A Wells Fargo spokesman said federal restrictions on the bank’s lending will limit how many relief loans it can make.
Alimena on Monday night applied for a relief loan from U.S. Bank.
Loans will be forgiven if proceeds are used to pay idled workers and monthly rent. But countless companies — restaurants, cleaners, transportation providers and more — are rapidly depleting savings while their businesses generate little or no revenue. Georgia has about 900,000 small businesses, employing about 1.9 million workers, according to the Small Business Administration.
Big Brothers Big Sisters of Metro Atlanta was the first nonprofit group in Georgia to get its application approved, the SBA said. The group asked for a $500,000 loan.
Still, small business owners should be cautious given that the federal government has the herculean task of distributing hundreds of billions of dollars in a matter of weeks, said Rob Klingler, a lawyer at Bryan Cave Leighton Paisner who represents community banks.
Banks and credit unions face huge risks of their own, too, Klingler said. They can’t get stuck with loans that won’t be repaid or they run afoul of unclear regulations.
“Banks are not, contrary to popular opinion, in the business of just sending out money without some understanding of how they’re going to get that money back,” Klingler said.
If borrowers use the proceeds correctly, they will be off the hook for repayment, and the government will buy back the loans from the issuing banks.
Congressional leaders have said they expect the loan-relief program to run out of money by June, while some bankers say it could be drained by the end of this month.
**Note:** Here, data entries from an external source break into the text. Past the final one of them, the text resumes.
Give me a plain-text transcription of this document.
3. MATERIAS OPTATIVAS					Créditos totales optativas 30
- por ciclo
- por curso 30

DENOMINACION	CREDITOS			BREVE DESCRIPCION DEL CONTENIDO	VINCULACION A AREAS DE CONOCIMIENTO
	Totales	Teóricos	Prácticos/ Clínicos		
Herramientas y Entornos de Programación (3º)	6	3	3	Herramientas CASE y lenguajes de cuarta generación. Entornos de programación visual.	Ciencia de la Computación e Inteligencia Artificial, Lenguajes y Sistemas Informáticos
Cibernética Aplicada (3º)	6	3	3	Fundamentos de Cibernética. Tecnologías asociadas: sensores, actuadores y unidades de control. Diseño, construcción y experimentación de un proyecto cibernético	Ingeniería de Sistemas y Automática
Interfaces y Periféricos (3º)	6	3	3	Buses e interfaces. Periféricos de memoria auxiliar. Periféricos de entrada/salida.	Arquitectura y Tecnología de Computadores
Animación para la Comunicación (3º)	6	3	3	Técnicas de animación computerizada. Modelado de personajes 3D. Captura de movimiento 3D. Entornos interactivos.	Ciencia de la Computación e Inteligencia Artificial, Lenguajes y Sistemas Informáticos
Congress and the White House already have started talks on approving a second round of funding. On Monday, the Federal Reserve said it will provide a financial backstop for banks to speed fund distribution.
Business owners must act immediately if they want funds from the current round, said Chip Mahan, CEO of Live Oak Bank, the nation’s largest originator of Small Business Administration loans. Applicants must first establish an SBA account number, called an E-Tran number, before an application is considered.
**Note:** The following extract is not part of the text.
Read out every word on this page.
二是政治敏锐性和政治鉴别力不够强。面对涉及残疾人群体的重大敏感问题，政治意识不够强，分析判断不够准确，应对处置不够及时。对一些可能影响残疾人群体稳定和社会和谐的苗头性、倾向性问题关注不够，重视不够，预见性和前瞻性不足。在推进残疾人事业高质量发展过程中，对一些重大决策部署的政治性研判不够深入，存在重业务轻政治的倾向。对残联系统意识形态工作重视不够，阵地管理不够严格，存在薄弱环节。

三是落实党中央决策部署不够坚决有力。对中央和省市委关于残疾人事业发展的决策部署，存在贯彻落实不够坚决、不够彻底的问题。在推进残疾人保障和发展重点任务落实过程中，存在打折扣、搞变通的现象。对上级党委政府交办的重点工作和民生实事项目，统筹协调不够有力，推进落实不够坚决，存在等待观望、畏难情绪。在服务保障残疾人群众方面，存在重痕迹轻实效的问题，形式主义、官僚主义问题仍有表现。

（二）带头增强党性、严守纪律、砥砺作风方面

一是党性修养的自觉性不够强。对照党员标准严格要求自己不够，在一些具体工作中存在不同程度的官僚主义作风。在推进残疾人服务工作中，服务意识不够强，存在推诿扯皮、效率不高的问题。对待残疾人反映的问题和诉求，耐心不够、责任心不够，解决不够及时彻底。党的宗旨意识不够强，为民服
“The most important thing is to get in the queue,” said Mahan, whose bank has an office in Buckhead. “Until your bank gets the E-Tran number, you’ve got absolutely nothing. Your application will be sitting at the bank in never-never land.”
Some borrowers still had problems. DeForest Winslow, owner of home remodeler Splash Kitchens & Baths in LaGrange, said it was hard to determine the amount he should request. Applicants use a formula based on average monthly payroll to ascertain their loan amount, but it was unclear whether payroll tax was included. He also couldn’t tell if he must rehire the same people who were on his payroll before his business closed. Ashley Bell, the SBA’s regional administrator in Atlanta, said payroll tax is included, and a company isn’t required to rehire the same workers, only the same number of workers.
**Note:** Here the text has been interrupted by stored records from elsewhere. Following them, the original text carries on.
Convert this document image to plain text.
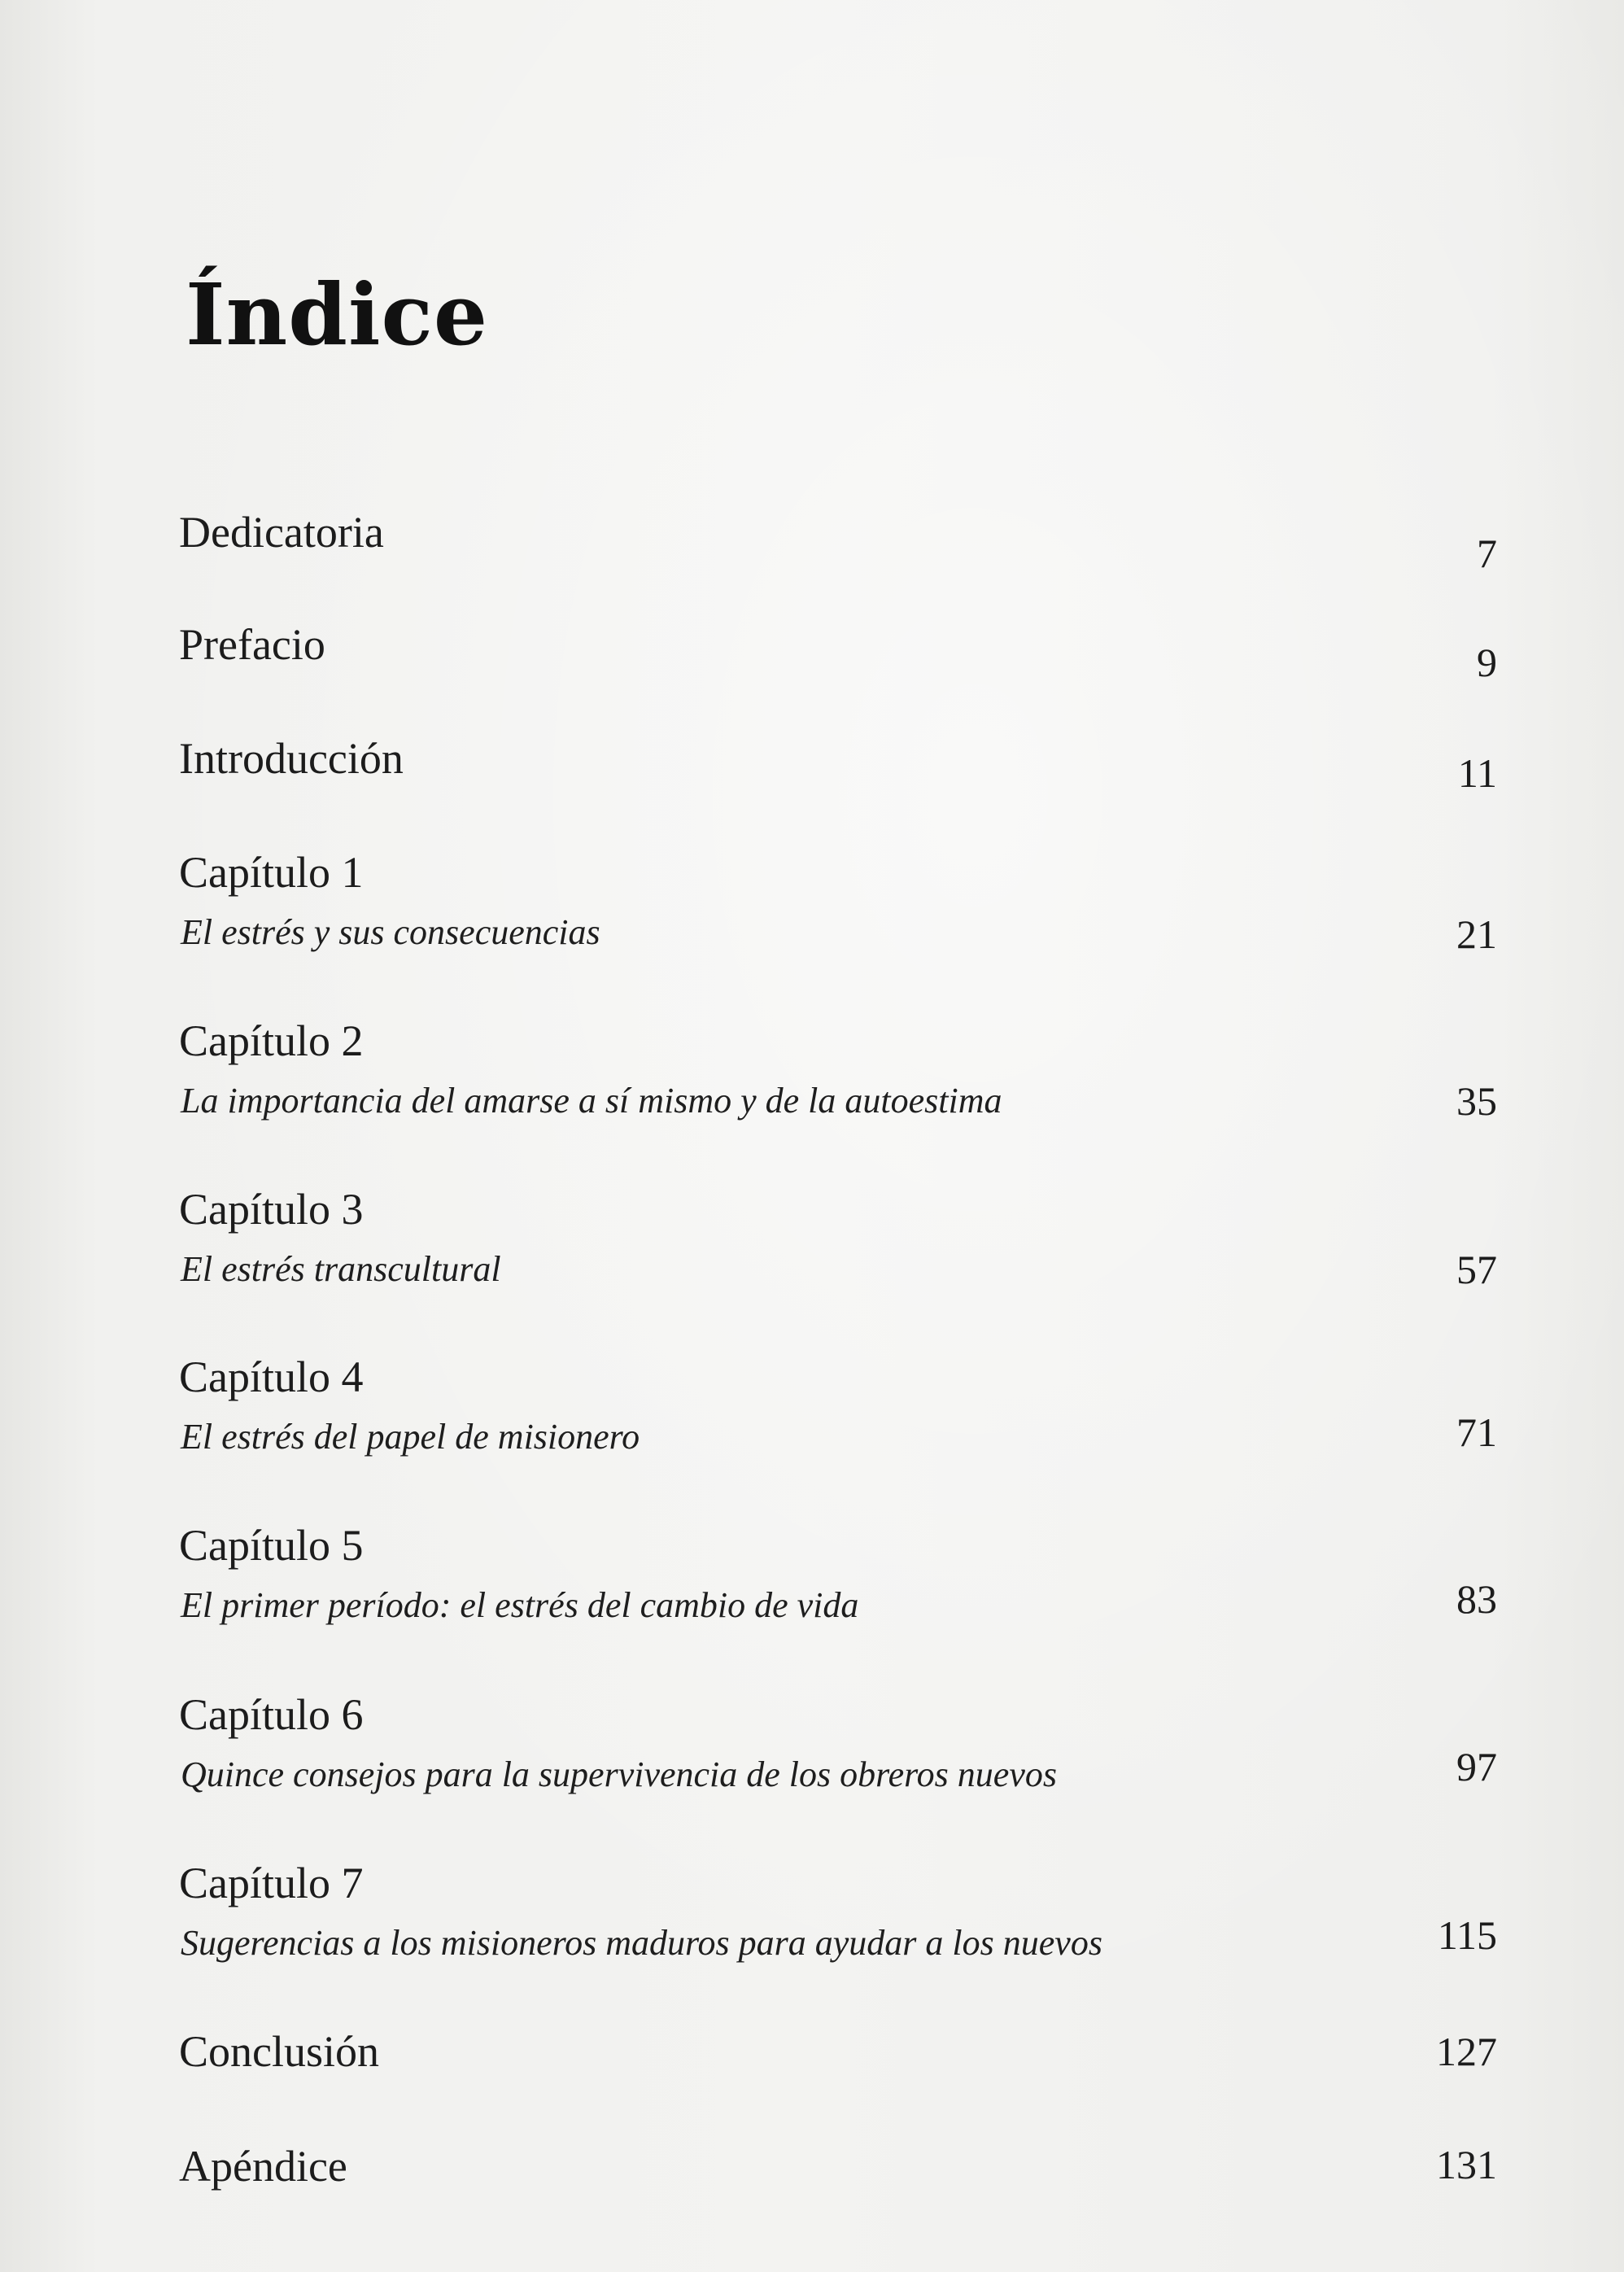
Índice
Dedicatoria	7
Prefacio	9
Introducción	11
Capítulo 1
El estrés y sus consecuencias	21
Capítulo 2
La importancia del amarse a sí mismo y de la autoestima	35
Capítulo 3
El estrés transcultural	57
Capítulo 4
El estrés del papel de misionero	71
Capítulo 5
El primer período: el estrés del cambio de vida	83
Capítulo 6
Quince consejos para la supervivencia de los obreros nuevos	97
Capítulo 7
Sugerencias a los misioneros maduros para ayudar a los nuevos	115
Conclusión	127
Apéndice	131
Business owners in desperate need of cash shouldn’t wait much longer to apply, said Ron Quinn, CEO of Peach State Bank & Trust in Gainesville. The bank already had processed 50 applications totaling $16 million as of Monday for several area companies and nonprofit groups. That’s close to its ceiling.
“We think we can put $50 million of these loans on our books, and we will probably hit that by Friday, if not sooner,” Quinn said.
Suhel Kazani, who owns seven Shell gas stations in metro Atlanta, said sales have dropped from about 5,000 gallons per day at each station to about 1,000 gallons because few people are driving. He applied for a $200,000 federal relief loan through Platinum Federal Credit Union in Duluth, hoping to retain his 50 workers and provide assistance to customers.
“We’re not going to let people go because they have families,” Kazani said. “We’re going to start offering free coffee and soft drinks to doctors and medical staff. We’re here for the long run.”